Recently there has been a cultural shift in the fashion world and in advertising. No longer is modelling the sole preserve of thin, tall models. Or of photoshopped images in unrealistic, ridiculous proportions. Now we can see real women of every size and shape. However, which demographic is being celebrated the most? The plus-size woman of course! Although the debate may be raging over who is actually plus size – for most retailers it is size 18+ but for some, it goes down to size 15 – the plus-size label is definitely taking the fashion world by storm. We think it is about time this happened given that in the UK the average size woman is currently a curvy size 16.
Plus Size in The Fashion World
Popular culture tends to flow from the top. Therefore, it is great when young people see plush models such as Tess Holiday and Ashley Graham striding down the catwalks, sending the masses the plus-size message. However, do people consider the plus-size label to be discriminatory or something to celebrate?
We think that you will agree that is a little of both. Plus-size ranges being rolled out by high street stores definitely is cause for celebration, particularly in the shapewear department. However, there are still issues. They include plus-size ranges being hidden in the back part of stores, along with no standardisation for sizes. In lower size ranges there are definitely size discrepancies – an M & S size 10 might not be the same as a Zara size 10. However, the plus-size range is even more confusing. Is a 24W the same thing as a 6X? It is a real struggle.

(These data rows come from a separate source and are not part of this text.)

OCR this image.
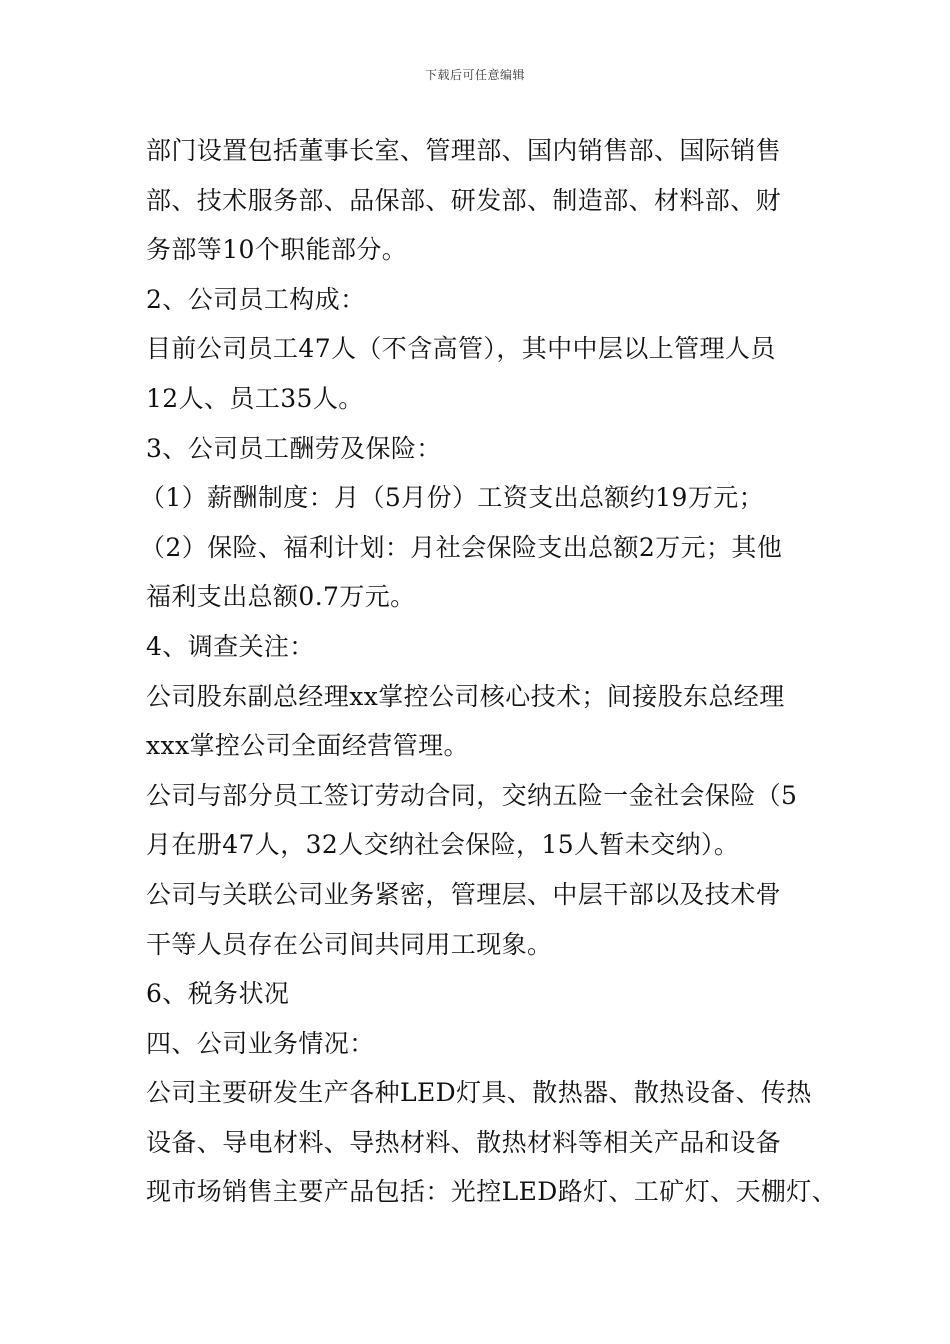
下载后可任意编辑
部门设置包括董事长室、管理部、国内销售部、国际销售
部、技术服务部、品保部、研发部、制造部、材料部、财
务部等10个职能部分。
2、公司员工构成：
目前公司员工47人（不含高管），其中中层以上管理人员
12人、员工35人。
3、公司员工酬劳及保险：
（1）薪酬制度：月（5月份）工资支出总额约19万元；
（2）保险、福利计划：月社会保险支出总额2万元；其他
福利支出总额0.7万元。
4、调查关注：
公司股东副总经理xx掌控公司核心技术；间接股东总经理
xxx掌控公司全面经营管理。
公司与部分员工签订劳动合同，交纳五险一金社会保险（5
月在册47人，32人交纳社会保险，15人暂未交纳）。
公司与关联公司业务紧密，管理层、中层干部以及技术骨
干等人员存在公司间共同用工现象。
6、税务状况
四、公司业务情况：
公司主要研发生产各种LED灯具、散热器、散热设备、传热
设备、导电材料、导热材料、散热材料等相关产品和设备
现市场销售主要产品包括：光控LED路灯、工矿灯、天棚灯、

There is the actual label. Plus-size clothing is defined by Wikipedia as being proportioned for obese or overweight people. That is a major part of this problem. At size 16, it puts most women in the plus-size category. So, is everyone obese these days, or are we just curvier due to improved nutrition, and maybe it is the norm now? Should a plus-size range even exist? Or should the label not be used, and just have all the sizes displayed together instead? Should sizes range from petite up to plus size as part of a continuous flow, with a range that goes from size 6 up to 26? That could definitely prevent lots of frustration and eliminate any stigma that is associated with needing to shop in a plus-size separate section.
Plus Size at Work
Unfortunately, despite the strong push for inclusivity and acceptance, plus-sized women are still faced with plenty of discrimination within the workplace. It is said that in an interview an interviewer makes up her or his mind within the initial 5 minutes of an interview. That can only be based on demeanour and appearance, and there is a sizeism attitude that still exists towards plus-size people.
In fact, LinkedIn research has shown that twenty-five per cent of employees think they have missed out on a promotion or job opportunity due to their weight. So, when the label is perpetuated, it also perpetuates the idea that there is something different about it. Would this change if the label were removed? Whether the label makes a difference or not, hopefully, the push towards inclusivity within the workplace will help bring this kind of discrimination to an end. Maybe what starts out as being a celebration within the plus-size fashion world will help to improve attitudes.